En el otro extremo del espectro político está la ecologista Jill Stein, aupada en esta contienda electoral por el entusiasmo que despertó entre los jóvenes el senador Bernie Sanders en las primarias demócratas y quienes se niegan a dar su voto a Clinton. Sin embargo, su apoyo, al día de hoy, no llega al 2% nacional.
Para Gillespie, más que los patinazos mediáticos, el problema de los terceros partidos es el “fraude” de un sistema que se vende como bipartidista pero que, en el fondo, es un “duopolio” férreo. Hay dos elementos que, en opinión del experto, demuestran su teoría: la dificultad de inscribir candidatos en todos los estados (este año, por primera vez en dos décadas, un tercer partido estará en las papeletas en todo el territorio) y, lo más grave, la prohibición de participar en los debates electorales por no llegar al 15% de intención de voto.
“Los candidatos en ese escenario [los debates] son [vistos como] candidatos serios y viables que deberían ser tomados en cuenta por el electorado […] y que si tú votas por alguien que no está allí es como ‘tirar el voto a la basura’”, critica Gillespie. “Poner terceros partidos en un estrato igual a los dos grandes partidos hubiera dado a Johnson y Stein más visibilidad y credibilidad —y por tanto más votos—”, asegura Rothenberg.
Los dos grandes partidos no iban a permitir eso y, por tanto, mantuvieron el umbral mínimo para poder participar en los debates. La dificultad de llegar al 15% de voto se resume en que desde 1864 sólo tres candidatos de terceros partidos o independientes superaron esa barrera el día de la votación. Por si fuera poco, los demócratas, en la potenciación de la polarización del país —o estás con Trump o estás contra él—, se han encargado de ningunearles. “Si votas por un candidato de un tercer partido que no tiene opción de ganar, eso es un voto para Trump”, dijo el presidente Barack Obama. “Pueden oscilar un precinto entero contra Hillary con un voto de protesta”, advirtió la primera dama de EU.
“Arruinadores”
A pesar de eso, los terceros partidos siguen dando la batalla, especialmente por el número de votos que pueden quitar a los grandes partidos. “En términos generales, podríamos decir que Johnson podría herir más a Trump, y Stein a Clinton. Dado que Johnson lo está haciendo mejor numéricamente que Stein, es más probable que se arruine la elección a Trump y no que se arruine para Clinton”, analiza Gillespie.
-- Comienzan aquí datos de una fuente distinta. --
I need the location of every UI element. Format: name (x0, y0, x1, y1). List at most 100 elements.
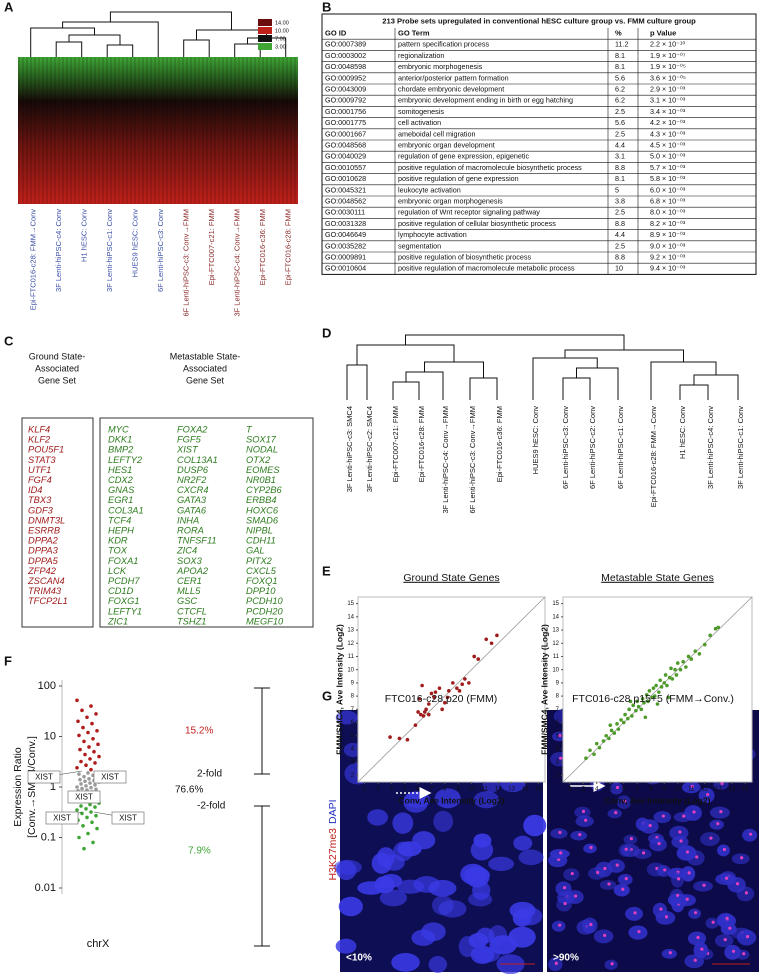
gene: ID4 (28, 485, 42, 495)
point (95, 728, 99, 733)
table-cell: GO:0007389 (325, 40, 366, 49)
gene: RORA (177, 525, 204, 535)
leaf-label: 6F Lenti-hiPSC-c3: Conv→FMM (468, 406, 477, 514)
nucleus (396, 879, 425, 894)
table-cell: regulation of gene expression, epigeneti… (398, 152, 529, 161)
nucleus (468, 892, 493, 907)
table-title: 213 Probe sets upregulated in convention… (382, 17, 696, 26)
y-tick-label: 13 (347, 628, 354, 634)
heatmap-stripe (242, 57, 244, 204)
x-tick-label: 3 (376, 787, 380, 793)
y-tick-label: 10 (44, 730, 56, 742)
y-tick-label: 8 (556, 694, 560, 700)
gene: OTX2 (246, 455, 271, 465)
table-cell: 6.8 × 10⁻⁰³ (650, 197, 686, 206)
h3k27me3-focus (574, 894, 578, 898)
gene: LEFTY2 (108, 455, 143, 465)
gene: APOA2 (176, 566, 209, 576)
gene: CDH11 (246, 536, 276, 546)
h3k27me3-focus (614, 810, 618, 815)
brackets (254, 687, 270, 947)
point (612, 731, 617, 735)
x-tick-label: 10 (674, 787, 681, 793)
point (86, 730, 90, 735)
table-cell: GO:0048568 (325, 141, 366, 150)
nucleus (434, 788, 461, 809)
reference-line (357, 596, 546, 783)
point (89, 767, 93, 772)
gene: KDR (108, 536, 128, 546)
point (621, 720, 626, 725)
table-cell: positive regulation of macromolecule bio… (398, 163, 582, 172)
heatmap-stripe (234, 57, 236, 204)
point (684, 665, 688, 669)
gene: SMAD6 (246, 515, 279, 525)
heatmap-stripe (146, 57, 148, 204)
x-tick-label: 3 (582, 787, 586, 793)
table-cell: GO:0048598 (325, 62, 366, 71)
table-cell: 8.8 (615, 253, 625, 262)
table-cell: GO:0010604 (325, 264, 366, 273)
nucleus (470, 945, 495, 964)
gene: DPP10 (246, 586, 276, 596)
table-cell: GO:0001756 (325, 107, 366, 116)
x-tick-label: 5 (609, 787, 613, 793)
point (681, 659, 685, 664)
nucleus (393, 841, 413, 862)
leaf-label: 3F Lenti-hiPSC-c2: SMC4 (365, 406, 374, 492)
nucleus (518, 849, 544, 866)
h3k27me3-focus (623, 799, 627, 803)
panel-label: E (322, 563, 331, 578)
y-tick-label: 100 (38, 680, 56, 692)
callout: XIST (53, 814, 71, 823)
table-cell: 5.6 (615, 73, 625, 82)
point (708, 633, 712, 638)
heatmap-stripe (170, 57, 172, 204)
gene-set-heading: Gene Set (38, 375, 77, 385)
h3k27me3-focus (589, 845, 593, 850)
y-axis-label: [Conv.→SMC4/Conv.] (26, 736, 38, 838)
point (96, 742, 100, 747)
point (657, 690, 661, 694)
gene: NR2F2 (177, 475, 207, 485)
gene: CDX2 (108, 475, 134, 485)
heatmap-stripe (186, 57, 188, 204)
table-cell: 5.8 × 10⁻⁰³ (650, 174, 686, 183)
x-tick-label: 11 (482, 787, 489, 793)
gene: CTCFL (177, 606, 207, 616)
gene: EGR1 (108, 495, 133, 505)
nucleus (470, 839, 494, 861)
gene: KLF4 (28, 424, 50, 434)
point (89, 785, 93, 790)
gene: FOXA1 (108, 556, 138, 566)
heatmap-stripe (266, 57, 268, 204)
sample-label: 3F Lenti-hiPSC-c4: Conv (54, 209, 63, 292)
gene: NODAL (246, 445, 278, 455)
point (457, 689, 462, 693)
gene: TFCP2L1 (28, 596, 68, 606)
h3k27me3-focus (728, 926, 732, 930)
heatmap-stripe (70, 57, 72, 204)
point (86, 771, 90, 775)
point (75, 765, 79, 770)
legend-label: 3.00 (275, 44, 286, 50)
point (667, 675, 672, 680)
h3k27me3-focus (624, 877, 628, 881)
h3k27me3-focus (570, 871, 574, 876)
h3k27me3-focus (676, 893, 680, 898)
gene: XIST (176, 445, 199, 455)
point (90, 820, 94, 825)
h3k27me3-focus (659, 907, 663, 911)
gene-set-heading: Associated (183, 363, 227, 373)
point (659, 685, 664, 689)
table-cell: GO:0043009 (325, 85, 366, 94)
point (592, 752, 596, 757)
table-cell: 5.7 × 10⁻⁰³ (650, 163, 686, 172)
y-tick-label: 0.01 (35, 882, 56, 894)
heatmap-stripe (286, 57, 288, 204)
point (663, 673, 668, 677)
gene: EOMES (246, 465, 280, 475)
table-cell: 4.3 × 10⁻⁰³ (650, 129, 686, 138)
table-cell: 5 (615, 185, 619, 194)
y-tick-label: 7 (556, 707, 560, 713)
Sin embargo, más allá del papel de “arruinador”, queda un reducto de batalla entre los contendientes independientes. En el estado más republicano y mormón del país, Utah, el movimiento antiTrump es tan poderoso que, según las encuestas, es probable que el conservador moderado Evan McMullin, un ex espía de la CIA totalmente desconocido pero apoyado por los republicanos que rechazan a Trump, pueda ganar el estado y, por tanto, llevarse seis votos electorales. O, lo que es lo mismo, privar a los dos grandes candidatos de ese botín.
“Los mormones de Utah se han mostrado ofendidos por el estilo de Trump”, dice Gillespie, quien recuerda que esta no sería la primera vez que un candidato consigue votos electorales. Pero, en estas elecciones tan divididas, puede marcar un hito y el devenir del futuro de Estados Unidos.